Connect to MySQL in Spark (PySpark)
insights Stats
Apache Spark installation guides, performance tuning tips, general tutorials, etc.
*Spark logo is a registered trademark of Apache Spark.
Spark is an analytics engine for big data processing. There are various ways to connect to a MySQL database in Spark. This page summarizes some of common approaches to connect to MySQL using Python as programming language.
Connect to MySQL
Similar as Connect to SQL Server in Spark (PySpark), there are several typical ways to connect to MySQL in Spark:
- Via MySQL JDBC (runs in systems that have Java runtime); py4j can be used to communicate between Python and Java processes.
- Via MySQL ODBC (runs in systems that support ODBC)
- Via native Python packages.
This article provides one example of using native python package mysql.connector.
MySQL environment
The following MySQL setup will be used in code examples:
- Host: localhost or 127.0.0.1
- Port: 10101 (different from default port 3306).
- User: hive
- Password: hive
- Database: test_db
- Table: test_table
Python environment
The python environment for running cod examples is: Python 3.8.2.
These steps can also work with most of the other Python versions.
Install mysql.connector
Run the following command to install Python MySQL connector:
pip install mysql-connector-python
This package depends on Python protobuf package (>=3.0.0).
Example output:
PS F:\Projects\Python> pip install mysql-connector-python Collecting mysql-connector-python Downloading mysql_connector_python-8.0.23-cp38-cp38-win_amd64.whl (854 kB) |████████████████████████████████| 854 kB 1.6 MB/s Collecting protobuf>=3.0.0 Downloading protobuf-3.14.0-py2.py3-none-any.whl (173 kB) |████████████████████████████████| 173 kB 6.4 MB/s Requirement already satisfied: six>=1.9 in c:\users\fahao.000\appdata\roaming\python\python38\site-packages (from protobuf>=3.0.0->mysql-connector-python) (1.14.0) Installing collected packages: protobuf, mysql-connector-python Successfully installed mysql-connector-python-8.0.23 protobuf-3.14.0
Code snippet
Now we can use mysql.connector package to load data from MySQL database in Spark. The data load part will run in Spark driver application.
import mysql.connector import pandas as pd from pyspark.sql import SparkSession appName = "PySpark MySQL Example - via mysql.connector" master = "local" spark = SparkSession.builder.master(master).appName(appName).getOrCreate() # Establish a connection conn = mysql.connector.connect(user='hive', database='test_db', password='hive', host="localhost", port=10101) cursor = conn.cursor() query = "SELECT id, value FROM test_table" # Create a pandas dataframe pdf = pd.read_sql(query, con=conn) conn.close() # Convert Pandas dataframe to spark DataFrame df = spark.createDataFrame(pdf) df.show()
The above code snippet does the following:
- Establish a SparkSession with local master.

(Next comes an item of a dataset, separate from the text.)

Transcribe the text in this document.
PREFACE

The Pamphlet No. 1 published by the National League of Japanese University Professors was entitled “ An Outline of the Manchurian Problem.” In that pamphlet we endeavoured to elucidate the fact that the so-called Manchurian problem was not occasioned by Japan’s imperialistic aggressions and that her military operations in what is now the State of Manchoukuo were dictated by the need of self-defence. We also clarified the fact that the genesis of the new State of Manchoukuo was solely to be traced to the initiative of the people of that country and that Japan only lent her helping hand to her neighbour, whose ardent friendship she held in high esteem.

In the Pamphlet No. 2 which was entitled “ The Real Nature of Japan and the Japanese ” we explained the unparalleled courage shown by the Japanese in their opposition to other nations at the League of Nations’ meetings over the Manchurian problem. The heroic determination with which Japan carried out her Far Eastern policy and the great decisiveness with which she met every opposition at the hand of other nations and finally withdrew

- Then create a MySQL connection using mysql.connector python package.
- Pandas is used to create a DataFrame object using read_sql API.
- Eventually the Pandas DataFrame is converted to a Spark DataFrame.
The following is the sample output:
StructType(List(StructField(id,LongType,true),StructField(value,StringType,true))) +---+--------+ | id| value| +---+--------+ | 0|Record 0| | 1|Record 1| | 2|Record 2| | 3|Record 3| | 4|Record 4| +---+--------+
person Samuel access_time 3 years ago
question for you: Is is more or less performant to use the spark only technique of:
spark_df = spark.read.format("jdbc").option("url", "jdbc:mysql://<host_string>/<database>").option("driver", "com.mysql.cj.jdbc.Driver").option("dbtable", "(SELECT * FROM some_table) temp_spark_table").option("user", "theusername").option("password", "thepassword").load()
question for you: Is is more or less performant to use the spark only technique of:
spark_df = spark.read.format("jdbc").option("url", "jdbc:mysql://<host_string>/<database>").option("driver", "com.mysql.cj.jdbc.Driver").option("dbtable", "(SELECT * FROM some_table) temp_spark_table").option("user", "theusername").option("password", "thepassword").load()
You need to run some tests to find out.
One is using JDBC and another using Python native driver. I dont think there be much major performance differences as the Spark read from JDBC will not run in parallel anyway. So the main performance differences will be the difference between these two drivers.
If you do want to extract data using JDBC in parallel by utilizing partition columns, you can consider Sqoop.